Only 3/4 of a mile from Union Army Headquarters, Jackson desperately wanted to renew his assault. He was willing to risk an night time battle and while scouting possible attack approaches, was accidentally fired on by his own men and mortally wounded. The evening of May 2, 1863 would be hellish. The fighting during the day had started fires in the Wilderness woods. Wounded soldiers calls for help would soon turn to screams as the flames would overtake them. Any movement in the dark woods would cause an eruption of wild shooting.

Stonewall Jackson was already a legend by the time the Battle of Chancellorsville was fought. However, his audacious assault on the 11th Corps and near capture of Union Headquarters would be the crowning jewel of his career. After his wounding, he was hurried to the rear and his arm was amputated. Although it initially seemed that Jackson would recover from his wounds, he contracted pneumonia and died on May 10, 1863.

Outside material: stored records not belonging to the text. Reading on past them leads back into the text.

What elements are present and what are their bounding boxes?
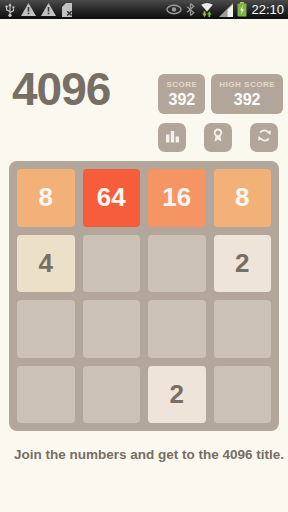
awards-icon	[211, 128, 225, 147]
tile-8: 8	[214, 169, 272, 227]
eye-icon	[166, 4, 182, 15]
score-panel: SCORE 392 HIGH SCORE 392	[158, 74, 283, 114]
usb-icon	[4, 3, 16, 17]
tile-16: 16	[148, 169, 206, 227]
tile-2: 2	[214, 235, 272, 293]
score-value: 392	[166, 91, 197, 109]
empty-cell	[148, 235, 206, 293]
wifi-icon	[199, 2, 215, 18]
status-bar-right: 22:10	[166, 0, 284, 19]
awards-button[interactable]	[204, 123, 232, 152]
clock: 22:10	[251, 0, 284, 19]
empty-cell	[214, 366, 272, 424]
restart-button[interactable]	[250, 123, 278, 152]
page-title: 4096	[12, 62, 110, 116]
status-bar-left	[4, 3, 73, 17]
tile-2: 2	[148, 366, 206, 424]
status-bar: 22:10	[0, 0, 288, 19]
game-board[interactable]: 864168422	[9, 161, 279, 431]
high-score-label: HIGH SCORE	[219, 80, 275, 89]
no-sim-icon	[61, 3, 73, 17]
toolbar	[158, 123, 278, 152]
high-score-value: 392	[219, 91, 275, 109]
bluetooth-icon	[186, 3, 195, 16]
restart-icon	[257, 128, 272, 147]
warning-icon	[41, 3, 56, 16]
empty-cell	[17, 366, 75, 424]
high-score-box: HIGH SCORE 392	[211, 74, 283, 114]
stats-button[interactable]	[158, 123, 186, 152]
empty-cell	[17, 300, 75, 358]
tile-64: 64	[83, 169, 141, 227]
score-box: SCORE 392	[158, 74, 205, 114]
empty-cell	[83, 235, 141, 293]
wifi-up-arrow	[207, 11, 212, 17]
warning-icon	[21, 3, 36, 16]
score-label: SCORE	[166, 80, 197, 89]
phone-screen: 22:10 4096 SCORE 392 HIGH SCORE 392	[0, 0, 288, 512]
stats-icon	[165, 129, 180, 147]
signal-icon	[219, 3, 233, 17]
battery-icon	[237, 2, 247, 17]
empty-cell	[83, 366, 141, 424]
hint-text: Join the numbers and get to the 4096 tit…	[14, 447, 284, 462]
empty-cell	[214, 300, 272, 358]
wifi-down-arrow	[203, 11, 208, 17]
tile-8: 8	[17, 169, 75, 227]
empty-cell	[148, 300, 206, 358]
tile-4: 4	[17, 235, 75, 293]
empty-cell	[83, 300, 141, 358]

At the time of the Battle of Chancellorsville, the Union 11th Corps was held in low regard. The unit was plagued by morale problems and was a recent addition to the Army of the Potomac, being transferred from another department. Almost 2/3 of the organization were European immigrants, officers having names like Von Gilsa, Buschbeck, Schimmelpfennig, Schurz. The prejudices of the times led to mistrust of their abilities as soldiers. The 11th Corps would also be driven from the field at Gettysburg, forever being named “The Flying Dutchmen” after that.

Notes: Back in the day, I used to give a presentation on the Chancellorsville Campaign to Civil War Roundtable groups and schools in Connecticut. It was in the days before laptop computers and PowerPoint, so I had big flip chart maps and overhead projector transparency sheets.

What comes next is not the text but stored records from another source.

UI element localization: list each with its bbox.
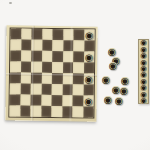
board-cell[interactable] (73, 29, 84, 40)
board-cell[interactable] (41, 84, 52, 95)
board-cell[interactable] (73, 51, 84, 62)
board-cell[interactable] (42, 40, 53, 51)
board-cell[interactable] (10, 83, 21, 94)
board-cell[interactable] (52, 84, 63, 95)
board-cell[interactable] (52, 95, 63, 106)
board-cell[interactable] (42, 62, 53, 73)
board-cell[interactable] (73, 84, 84, 95)
board-cell[interactable] (73, 62, 84, 73)
board-cell[interactable]: ◉ (83, 95, 94, 106)
board-cell[interactable] (41, 95, 52, 106)
board-cell[interactable] (10, 28, 21, 39)
board-cell[interactable] (41, 106, 52, 117)
board-grid: ◉◉◉◉ (8, 27, 95, 118)
board-cell[interactable] (63, 51, 74, 62)
strip-checker-piece[interactable]: ◉ (140, 98, 146, 104)
board-cell[interactable] (31, 84, 42, 95)
board-cell[interactable] (62, 95, 73, 106)
loose-checker-piece[interactable]: ◉ (115, 97, 123, 105)
loose-checker-piece[interactable]: ◉ (104, 96, 112, 104)
board-cell[interactable] (20, 95, 31, 106)
board-cell[interactable] (84, 62, 95, 73)
board-cell[interactable] (52, 29, 63, 40)
board-cell[interactable] (20, 84, 31, 95)
board-cell[interactable] (72, 106, 83, 117)
board-cell[interactable] (62, 84, 73, 95)
photo-background: ◉◉◉◉ ◉◉◉◉◉◉◉◉◉◉ ◉◉◉◉◉◉◉◉◉ (0, 0, 150, 150)
board-cell[interactable]: ◉ (84, 51, 95, 62)
board-cell[interactable] (21, 29, 32, 40)
loose-checker-piece[interactable]: ◉ (120, 87, 128, 95)
board-checker-piece[interactable]: ◉ (85, 53, 93, 61)
board-cell[interactable] (62, 73, 73, 84)
board-cell[interactable] (9, 105, 20, 116)
board-cell[interactable] (30, 106, 41, 117)
board-cell[interactable] (63, 29, 74, 40)
loose-checker-piece[interactable]: ◉ (109, 62, 117, 70)
board-cell[interactable] (73, 73, 84, 84)
board-cell[interactable] (42, 51, 53, 62)
board-cell[interactable] (31, 95, 42, 106)
board-cell[interactable]: ◉ (83, 73, 94, 84)
board-cell[interactable] (10, 61, 21, 72)
board-cell[interactable] (20, 73, 31, 84)
board-cell[interactable] (84, 40, 95, 51)
loose-checker-piece[interactable]: ◉ (102, 76, 110, 84)
photo-speck (9, 2, 12, 4)
board-checker-piece[interactable]: ◉ (85, 31, 93, 39)
board-cell[interactable] (52, 73, 63, 84)
board-cell[interactable]: ◉ (84, 29, 95, 40)
board-cell[interactable] (31, 29, 42, 40)
piece-strip[interactable]: ◉◉◉◉◉◉◉◉◉◉ (138, 39, 149, 104)
board-cell[interactable] (63, 40, 74, 51)
loose-checker-piece[interactable]: ◉ (121, 77, 129, 85)
board-cell[interactable] (31, 62, 42, 73)
board-cell[interactable] (52, 62, 63, 73)
board-cell[interactable] (31, 51, 42, 62)
board-cell[interactable] (83, 106, 94, 117)
board-cell[interactable] (10, 72, 21, 83)
board-cell[interactable] (10, 50, 21, 61)
board-cell[interactable] (42, 29, 53, 40)
board-cell[interactable] (83, 84, 94, 95)
board-cell[interactable] (21, 51, 32, 62)
board-cell[interactable] (62, 106, 73, 117)
board-cell[interactable] (10, 39, 21, 50)
board-cell[interactable] (31, 73, 42, 84)
board-cell[interactable] (20, 106, 31, 117)
board-cell[interactable] (52, 51, 63, 62)
board-cell[interactable] (41, 73, 52, 84)
board-checker-piece[interactable]: ◉ (85, 75, 93, 83)
board-cell[interactable] (21, 40, 32, 51)
board-cell[interactable] (73, 95, 84, 106)
loose-checker-piece[interactable]: ◉ (112, 86, 120, 94)
paper-board: ◉◉◉◉ (5, 25, 97, 121)
board-cell[interactable] (31, 40, 42, 51)
board-cell[interactable] (21, 62, 32, 73)
board-cell[interactable] (63, 62, 74, 73)
board-cell[interactable] (51, 106, 62, 117)
board-cell[interactable] (10, 94, 21, 105)
board-checker-piece[interactable]: ◉ (84, 97, 92, 105)
board-cell[interactable] (73, 40, 84, 51)
board-cell[interactable] (52, 40, 63, 51)
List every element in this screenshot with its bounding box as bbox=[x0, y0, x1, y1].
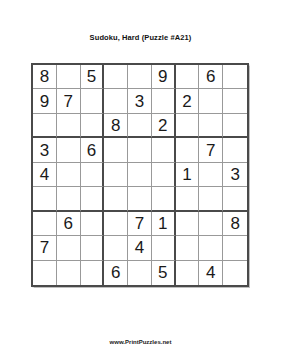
cell-r9c7 bbox=[176, 261, 200, 285]
cell-r5c1: 4 bbox=[33, 163, 57, 187]
cell-r4c5 bbox=[128, 138, 152, 162]
cell-r3c8 bbox=[199, 114, 223, 138]
cell-r4c9 bbox=[223, 138, 247, 162]
cell-r5c5 bbox=[128, 163, 152, 187]
cell-r9c8: 4 bbox=[199, 261, 223, 285]
cell-r7c4 bbox=[104, 212, 128, 236]
cell-r9c9 bbox=[223, 261, 247, 285]
cell-r4c1: 3 bbox=[33, 138, 57, 162]
cell-r7c8 bbox=[199, 212, 223, 236]
cell-r3c7 bbox=[176, 114, 200, 138]
cell-r4c4 bbox=[104, 138, 128, 162]
cell-r5c8 bbox=[199, 163, 223, 187]
cell-r2c1: 9 bbox=[33, 89, 57, 113]
cell-r1c5 bbox=[128, 65, 152, 89]
cell-r8c7 bbox=[176, 236, 200, 260]
cell-r5c4 bbox=[104, 163, 128, 187]
cell-r8c6 bbox=[152, 236, 176, 260]
cell-r3c4: 8 bbox=[104, 114, 128, 138]
cell-r8c2 bbox=[57, 236, 81, 260]
cell-r7c1 bbox=[33, 212, 57, 236]
cell-r5c6 bbox=[152, 163, 176, 187]
cell-r2c7: 2 bbox=[176, 89, 200, 113]
cell-r5c3 bbox=[81, 163, 105, 187]
cell-r3c2 bbox=[57, 114, 81, 138]
cell-r4c6 bbox=[152, 138, 176, 162]
cell-r5c9: 3 bbox=[223, 163, 247, 187]
cell-r1c6: 9 bbox=[152, 65, 176, 89]
cell-r8c1: 7 bbox=[33, 236, 57, 260]
cell-r2c8 bbox=[199, 89, 223, 113]
cell-r9c1 bbox=[33, 261, 57, 285]
cell-r8c3 bbox=[81, 236, 105, 260]
puzzle-title: Sudoku, Hard (Puzzle #A21) bbox=[0, 33, 281, 42]
cell-r9c5 bbox=[128, 261, 152, 285]
cell-r1c1: 8 bbox=[33, 65, 57, 89]
cell-r3c1 bbox=[33, 114, 57, 138]
footer-url: www.PrintPuzzles.net bbox=[0, 339, 281, 345]
page: Sudoku, Hard (Puzzle #A21) 8596973282367… bbox=[0, 0, 281, 363]
cell-r4c7 bbox=[176, 138, 200, 162]
cell-r2c9 bbox=[223, 89, 247, 113]
cell-r7c3 bbox=[81, 212, 105, 236]
cell-r3c5 bbox=[128, 114, 152, 138]
cell-r7c6: 1 bbox=[152, 212, 176, 236]
cell-r2c6 bbox=[152, 89, 176, 113]
cell-r3c3 bbox=[81, 114, 105, 138]
cell-r1c3: 5 bbox=[81, 65, 105, 89]
cell-r2c4 bbox=[104, 89, 128, 113]
cell-r7c5: 7 bbox=[128, 212, 152, 236]
cell-r1c8: 6 bbox=[199, 65, 223, 89]
cell-r4c8: 7 bbox=[199, 138, 223, 162]
cell-r3c6: 2 bbox=[152, 114, 176, 138]
cell-r9c3 bbox=[81, 261, 105, 285]
cell-r2c2: 7 bbox=[57, 89, 81, 113]
cell-r8c9 bbox=[223, 236, 247, 260]
cell-r8c4 bbox=[104, 236, 128, 260]
cell-r5c7: 1 bbox=[176, 163, 200, 187]
cell-r1c9 bbox=[223, 65, 247, 89]
cell-r2c3 bbox=[81, 89, 105, 113]
cell-r5c2 bbox=[57, 163, 81, 187]
cell-r7c2: 6 bbox=[57, 212, 81, 236]
cell-r8c8 bbox=[199, 236, 223, 260]
cell-r3c9 bbox=[223, 114, 247, 138]
cell-r6c1 bbox=[33, 187, 57, 211]
cell-r6c6 bbox=[152, 187, 176, 211]
cell-r9c2 bbox=[57, 261, 81, 285]
cell-r2c5: 3 bbox=[128, 89, 152, 113]
cell-r1c4 bbox=[104, 65, 128, 89]
cell-r1c7 bbox=[176, 65, 200, 89]
cell-r9c6: 5 bbox=[152, 261, 176, 285]
cell-r6c9 bbox=[223, 187, 247, 211]
cell-r6c8 bbox=[199, 187, 223, 211]
cell-r9c4: 6 bbox=[104, 261, 128, 285]
cell-r4c2 bbox=[57, 138, 81, 162]
cell-r6c5 bbox=[128, 187, 152, 211]
cell-r1c2 bbox=[57, 65, 81, 89]
cell-r7c9: 8 bbox=[223, 212, 247, 236]
cell-r6c4 bbox=[104, 187, 128, 211]
cell-r6c2 bbox=[57, 187, 81, 211]
cell-r8c5: 4 bbox=[128, 236, 152, 260]
cell-r4c3: 6 bbox=[81, 138, 105, 162]
cell-r6c7 bbox=[176, 187, 200, 211]
cell-r6c3 bbox=[81, 187, 105, 211]
cell-r7c7 bbox=[176, 212, 200, 236]
sudoku-grid: 8596973282367413671874654 bbox=[31, 63, 249, 287]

I have visited the Chancellorsville battlefield a few times and drove the path that Stonewall Jackson marched to launch his flank attack on the Army of the Potomac. That was many years ago and at the time it was still a narrow dirt road that wound through Wilderness.

sources: Ernest B. Furgurson, “Brave Men’s Souls, Chancellorsville 1863”; John Bigelow, “The Chancellorsville Campaign” (this is the Gold Standard of all Chancellorsville books); issues of Blue & Gray and Civil War Times Illustrated magazines that relate to the Chancellorsville Campaign.